Архетип сам по себе ни добр, ни зол. Он есть морально индифферентное numen (…), которое становится таким или другим или противоречивой двойственностью обоих лишь через столкновение с сознанием. Этот выбор добра или зла умышленно или неумышленно следует из человеческой установки. Есть много таких праобразов, которые в совокупности до тех пор не появляются в сновидениях отдельных людей и в произведениях искусства, пока не возбуждаются отклонением сознания от среднего пути. Но когда сознание соскальзывает в однобокую и потому ложную установку, эти «инстинкты» оживают и посылают свои образы в сновидения отдельных людей и в видения художников и провидцев, чтобы тем самым восстановить душевное равновесие.

Так получает удовлетворение душевная потребность того или иного народа в творении поэта, и потому творение означает для поэта поистине больше, чем личная судьба, – безразлично, знает ли это он сам или нет. Автор представляет собой в глубочайшем смысле слова инструмент и в силу этого подчинен своему творению, по каковой причине мы не должны также, в частности, ждать от него истолкования последнего. Он уже исполнил свою высшую задачу, сотворив образ. Истолкование образа он должен поручить другим и будущему. Великое произведение искусства подобно сновидению, которое при всей своей наглядности никогда не истолковывает себя само и никогда не имеет однозначного толкования. Ни одно сновидение не говорит: «ты должен» или «такова истина»; оно выявляет образ, как природа выращивает растение, и уже нам предоставлено делать из этого образа свои выводы. Чтобы понять его смысл, нужно дать ему сформировать себя, как оно сформировало поэта. Тогда-то мы и поймем, что было его прапереживанием: он прикоснулся к тем целительным и спасительным душевным глубинам, в которых еще никто сам по себе не уединился до одиночества сознания, чтобы ступить на мучительный путь блужданий, и в которых еще все охвачены одной волной, а потому ощущения и действия отдельного человека еще погружены во все человечество.

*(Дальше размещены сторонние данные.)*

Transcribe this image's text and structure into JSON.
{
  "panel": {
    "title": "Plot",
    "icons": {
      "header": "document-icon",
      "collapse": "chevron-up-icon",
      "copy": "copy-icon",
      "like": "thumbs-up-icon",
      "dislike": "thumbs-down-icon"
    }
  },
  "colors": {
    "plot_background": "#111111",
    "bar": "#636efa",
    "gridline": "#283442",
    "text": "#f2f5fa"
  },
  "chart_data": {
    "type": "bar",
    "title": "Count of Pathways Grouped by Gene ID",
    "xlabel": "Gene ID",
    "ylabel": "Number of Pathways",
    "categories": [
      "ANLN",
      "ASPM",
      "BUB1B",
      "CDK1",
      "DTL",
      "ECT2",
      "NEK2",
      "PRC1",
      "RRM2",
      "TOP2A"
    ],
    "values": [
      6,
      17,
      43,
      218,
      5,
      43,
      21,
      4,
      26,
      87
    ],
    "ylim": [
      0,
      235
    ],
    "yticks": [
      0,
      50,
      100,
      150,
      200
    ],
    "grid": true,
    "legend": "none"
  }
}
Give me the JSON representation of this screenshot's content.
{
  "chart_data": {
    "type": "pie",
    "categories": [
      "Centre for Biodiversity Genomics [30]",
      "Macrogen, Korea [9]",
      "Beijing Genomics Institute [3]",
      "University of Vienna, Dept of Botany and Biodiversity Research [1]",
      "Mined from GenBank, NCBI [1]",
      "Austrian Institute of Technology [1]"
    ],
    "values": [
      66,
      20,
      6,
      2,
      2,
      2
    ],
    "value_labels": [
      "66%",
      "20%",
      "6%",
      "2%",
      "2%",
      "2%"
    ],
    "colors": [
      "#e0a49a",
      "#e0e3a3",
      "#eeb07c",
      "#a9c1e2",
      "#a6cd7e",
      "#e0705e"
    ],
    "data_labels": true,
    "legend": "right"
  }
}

Обратное погружение в изначальное состояние «participation mystique» – тайна художественного творчества и воздействия искусства, потому что на этой ступени переживания переживает уже не отдельный человек, но народ, и речь там идет уже не о благе или беде отдельного человека, но о жизни народа. Поэтому великое произведение искусства объективно, имперсонально, а все же глубочайшим образом затрагивает нас. Поэтому же личное начало в поэте только дает ему преимущество или воздвигает перед ним препятствие, но никогда не бывает существенным для его искусства. Его личная биография может быть биографией филистера, честного малого, невротика, шута или преступника: это интересно, и от этого нельзя уйти, но в отношении творца несущественно.